How do opera singers get their music? Are all the vocals and parts in a single book of some kind and all the singers get that book, or is it sheet music for each part, or does each role have its own book? What are these books called?

Also, I would guess that the access to these books is tightly controlled, because they would be printed only in small quantities so the publisher would have to charge a lot for them to be profitable. How does the distribution system for the vocal music work? Does an opera company have to "rent" the music books from some special publisher and then give them back when the production is over?

Also, if the music is "rented" then how does an aspiring opera singer get music to practice with? For example, let's say I want to try out for the part of Don Pedro in Don Giovanni, so I want to learn that role. How would I get a copy of the music without being in a production?

  • There are conductor's full scores & others for each part. As far as I'm aware you can 'rent' any part, or the whole thing, or even borrow them from the library. There would also be versions for voice & piano, so you don't need the whole orchestra to practise with. (this is a comment not an answer because it's not a world I operate in)
    – Tetsujin
    Commented Jan 6, 2021 at 13:59

3 Answers 3


Singers could use the full score if they wanted to. Normally they use a so-called vocal score which has all the vocal parts and a piano reduction of the orchestra (used for rehearsals). For some works still under copyright the vocal scores are sold and for others they are rented out and tightly controlled, everybody has to return their score at the end of the production. Possessing a vocal score doesn't give someone the right to perform the work, that has to be licensed separately. For works not under copyright the vocal scores can often be downloaded. Sometimes excerpts from the vocal score are prepared: the chorus might have a chorus book containing just the scenes they are involved in.

Here's an example of what a vocal score looks like (the beginning of Act II, Scene II of Wagner's "Tristan und Isolde", the famous love duet): enter image description here


Opera singers get books called "Vocal Scores" that contain the libretto (lyrics) and melody for each character. It also includes music for a piano accompaniment. Often, opera singers learning a part will not sing with the full orchestra until very late in the process, often only once or twice (during a dress rehearsal) right before the performance.

Here's my Don Giovanni vocal score which contains libretto in the original Italian as well as a not-so-great English translation. Vocal scores can be found an purchased online fairly easily and cost from $40-$80. Note, that the same opera will have different arrangements out there. Don Giovanni will have several different vocal scores out there of various quality (I mean arrangement quality and copy editing, not quality of the physical book itself) and cost. Don Giovanni vocal score Don Giovanni vocal score


Yes. They are all in a single huge spiral-bound book usually typed out by stage managers. You will then have to go through and post-it note all the parts that you are involved with. Rarely will you just be given your parts, you will have the entire score.

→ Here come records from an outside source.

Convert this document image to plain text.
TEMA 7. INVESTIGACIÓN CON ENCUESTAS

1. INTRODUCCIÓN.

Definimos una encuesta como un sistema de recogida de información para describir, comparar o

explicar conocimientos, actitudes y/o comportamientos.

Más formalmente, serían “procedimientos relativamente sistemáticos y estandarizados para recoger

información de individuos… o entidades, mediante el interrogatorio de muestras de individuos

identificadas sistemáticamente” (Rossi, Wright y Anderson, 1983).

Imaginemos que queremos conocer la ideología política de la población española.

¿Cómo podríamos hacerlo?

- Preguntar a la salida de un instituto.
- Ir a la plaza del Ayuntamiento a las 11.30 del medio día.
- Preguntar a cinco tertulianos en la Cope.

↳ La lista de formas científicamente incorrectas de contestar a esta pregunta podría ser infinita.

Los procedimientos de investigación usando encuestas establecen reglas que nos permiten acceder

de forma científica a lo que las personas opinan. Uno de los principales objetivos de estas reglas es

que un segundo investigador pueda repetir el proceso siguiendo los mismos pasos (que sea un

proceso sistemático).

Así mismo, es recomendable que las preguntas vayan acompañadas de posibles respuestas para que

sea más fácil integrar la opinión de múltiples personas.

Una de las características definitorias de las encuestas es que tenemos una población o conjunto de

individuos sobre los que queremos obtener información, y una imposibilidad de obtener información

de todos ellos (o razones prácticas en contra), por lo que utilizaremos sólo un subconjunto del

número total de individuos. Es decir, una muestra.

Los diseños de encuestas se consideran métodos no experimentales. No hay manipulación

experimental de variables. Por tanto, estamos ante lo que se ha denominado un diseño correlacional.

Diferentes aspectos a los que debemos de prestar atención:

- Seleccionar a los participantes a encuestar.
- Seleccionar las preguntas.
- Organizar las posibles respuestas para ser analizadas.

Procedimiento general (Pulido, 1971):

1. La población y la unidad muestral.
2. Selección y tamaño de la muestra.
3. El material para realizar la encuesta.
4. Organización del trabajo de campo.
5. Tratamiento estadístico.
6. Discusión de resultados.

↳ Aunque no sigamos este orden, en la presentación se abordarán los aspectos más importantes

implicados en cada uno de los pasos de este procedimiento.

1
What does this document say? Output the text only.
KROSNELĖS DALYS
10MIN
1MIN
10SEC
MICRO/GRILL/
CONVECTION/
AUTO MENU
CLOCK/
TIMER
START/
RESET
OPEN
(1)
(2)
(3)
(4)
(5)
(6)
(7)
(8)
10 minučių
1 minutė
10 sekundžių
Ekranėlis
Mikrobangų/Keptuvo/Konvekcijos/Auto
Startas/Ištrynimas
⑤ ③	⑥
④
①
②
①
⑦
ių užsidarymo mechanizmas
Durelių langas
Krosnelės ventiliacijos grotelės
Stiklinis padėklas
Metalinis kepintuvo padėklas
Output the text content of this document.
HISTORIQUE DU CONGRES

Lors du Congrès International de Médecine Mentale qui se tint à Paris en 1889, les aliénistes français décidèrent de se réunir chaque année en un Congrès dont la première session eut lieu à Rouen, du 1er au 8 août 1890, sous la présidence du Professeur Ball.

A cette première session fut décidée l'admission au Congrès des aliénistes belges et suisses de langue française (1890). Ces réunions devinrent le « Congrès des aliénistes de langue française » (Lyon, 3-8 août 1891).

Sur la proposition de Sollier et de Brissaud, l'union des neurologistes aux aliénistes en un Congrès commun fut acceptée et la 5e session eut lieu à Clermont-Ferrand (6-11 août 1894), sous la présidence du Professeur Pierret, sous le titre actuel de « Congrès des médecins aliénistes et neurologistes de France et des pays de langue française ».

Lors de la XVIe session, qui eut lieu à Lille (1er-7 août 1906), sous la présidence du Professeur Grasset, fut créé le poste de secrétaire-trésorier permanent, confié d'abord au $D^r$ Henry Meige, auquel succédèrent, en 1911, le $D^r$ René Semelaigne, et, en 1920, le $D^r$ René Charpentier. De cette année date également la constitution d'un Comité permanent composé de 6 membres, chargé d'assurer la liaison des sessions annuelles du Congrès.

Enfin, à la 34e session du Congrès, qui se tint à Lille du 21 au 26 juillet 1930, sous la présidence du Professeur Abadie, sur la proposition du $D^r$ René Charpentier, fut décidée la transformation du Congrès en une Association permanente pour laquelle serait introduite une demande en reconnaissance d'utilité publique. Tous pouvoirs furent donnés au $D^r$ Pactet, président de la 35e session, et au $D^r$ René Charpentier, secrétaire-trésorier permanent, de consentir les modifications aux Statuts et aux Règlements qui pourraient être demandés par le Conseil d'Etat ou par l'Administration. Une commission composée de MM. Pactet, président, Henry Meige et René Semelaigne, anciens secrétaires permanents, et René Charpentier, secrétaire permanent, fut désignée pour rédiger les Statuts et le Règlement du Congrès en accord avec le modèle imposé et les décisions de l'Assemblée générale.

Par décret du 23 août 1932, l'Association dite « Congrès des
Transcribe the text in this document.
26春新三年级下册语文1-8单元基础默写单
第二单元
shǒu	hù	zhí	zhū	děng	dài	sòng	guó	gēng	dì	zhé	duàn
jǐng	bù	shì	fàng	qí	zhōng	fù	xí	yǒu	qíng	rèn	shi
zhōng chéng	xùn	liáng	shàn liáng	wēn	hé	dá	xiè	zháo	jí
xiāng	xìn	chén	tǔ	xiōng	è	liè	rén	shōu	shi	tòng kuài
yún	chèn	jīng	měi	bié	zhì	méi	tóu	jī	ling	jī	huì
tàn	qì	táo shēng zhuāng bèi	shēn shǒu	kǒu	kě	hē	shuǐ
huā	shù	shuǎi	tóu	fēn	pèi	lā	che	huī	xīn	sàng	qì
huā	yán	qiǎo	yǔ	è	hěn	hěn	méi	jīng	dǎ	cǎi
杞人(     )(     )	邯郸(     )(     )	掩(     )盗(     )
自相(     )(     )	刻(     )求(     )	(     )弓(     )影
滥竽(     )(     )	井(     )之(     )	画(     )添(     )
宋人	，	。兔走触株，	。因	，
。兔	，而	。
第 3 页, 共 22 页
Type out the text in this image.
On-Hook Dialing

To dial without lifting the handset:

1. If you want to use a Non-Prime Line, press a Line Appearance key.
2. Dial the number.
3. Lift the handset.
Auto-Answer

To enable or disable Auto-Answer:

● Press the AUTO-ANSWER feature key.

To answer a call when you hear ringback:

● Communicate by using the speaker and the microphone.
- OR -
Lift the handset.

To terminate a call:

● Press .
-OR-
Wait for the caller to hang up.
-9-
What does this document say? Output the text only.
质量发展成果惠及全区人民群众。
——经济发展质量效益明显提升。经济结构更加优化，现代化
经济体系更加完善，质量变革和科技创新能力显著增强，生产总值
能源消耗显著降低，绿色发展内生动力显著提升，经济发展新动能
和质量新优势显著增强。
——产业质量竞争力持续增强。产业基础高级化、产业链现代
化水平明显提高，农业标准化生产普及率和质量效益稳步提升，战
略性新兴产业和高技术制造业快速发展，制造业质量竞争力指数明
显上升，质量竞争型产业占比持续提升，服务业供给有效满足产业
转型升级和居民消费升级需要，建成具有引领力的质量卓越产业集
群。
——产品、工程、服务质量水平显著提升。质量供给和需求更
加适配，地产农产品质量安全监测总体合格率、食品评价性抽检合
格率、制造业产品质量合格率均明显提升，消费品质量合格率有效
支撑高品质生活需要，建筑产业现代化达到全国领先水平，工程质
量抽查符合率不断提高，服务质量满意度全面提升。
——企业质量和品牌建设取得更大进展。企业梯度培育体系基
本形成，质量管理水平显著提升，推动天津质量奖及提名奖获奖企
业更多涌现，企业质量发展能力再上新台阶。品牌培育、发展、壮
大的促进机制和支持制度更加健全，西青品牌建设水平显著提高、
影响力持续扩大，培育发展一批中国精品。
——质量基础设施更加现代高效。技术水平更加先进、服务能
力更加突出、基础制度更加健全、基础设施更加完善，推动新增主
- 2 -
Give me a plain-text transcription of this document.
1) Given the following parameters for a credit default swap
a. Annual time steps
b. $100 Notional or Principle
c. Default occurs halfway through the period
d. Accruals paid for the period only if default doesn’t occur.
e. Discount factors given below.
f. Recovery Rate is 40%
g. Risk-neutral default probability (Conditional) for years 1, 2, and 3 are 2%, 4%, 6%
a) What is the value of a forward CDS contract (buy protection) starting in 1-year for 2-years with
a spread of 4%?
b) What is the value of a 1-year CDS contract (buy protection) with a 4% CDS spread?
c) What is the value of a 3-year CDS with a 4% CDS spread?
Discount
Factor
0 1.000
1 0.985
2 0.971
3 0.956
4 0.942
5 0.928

They are indeed tightly controlled but the performers are usually trusted with this without the need for extra measures. It's similar to a film script - it's the responsibility of the actor to keep it secret and keep it safe.

  • 3
    Stage managers don't type out vocal scores.
    – PiedPiper
    Commented Jan 6, 2021 at 14:15
  • @PiedPiper Often, during early rehearsal periods things change. How would they be able to communicate these changes effectively without having it there ready to adjust? Rehearsal rooms are not packed with thousands of people waiting for a script change.
    – cmp
    Commented Jan 6, 2021 at 14:19
  • 2
    In the case of the first production of a brand new piece, any changes to the score will be made by the composer, arranger, orchestrator, copyist or conductor (or their assistants). Stage managers have a totally different job, although they might be responsible for handing out the changes to participants.
    – PiedPiper
    Commented Jan 6, 2021 at 19:07
  • You might have a point if we are talking about 1850. Are we? Brand new pieces do not sell out auditoria.
    – cmp
    Commented Jan 6, 2021 at 20:31
  • 1
    @cmp the size of the expected audience is not relevant to the question of who produces vocal scores for a newly composed opera. It's not the stage managers.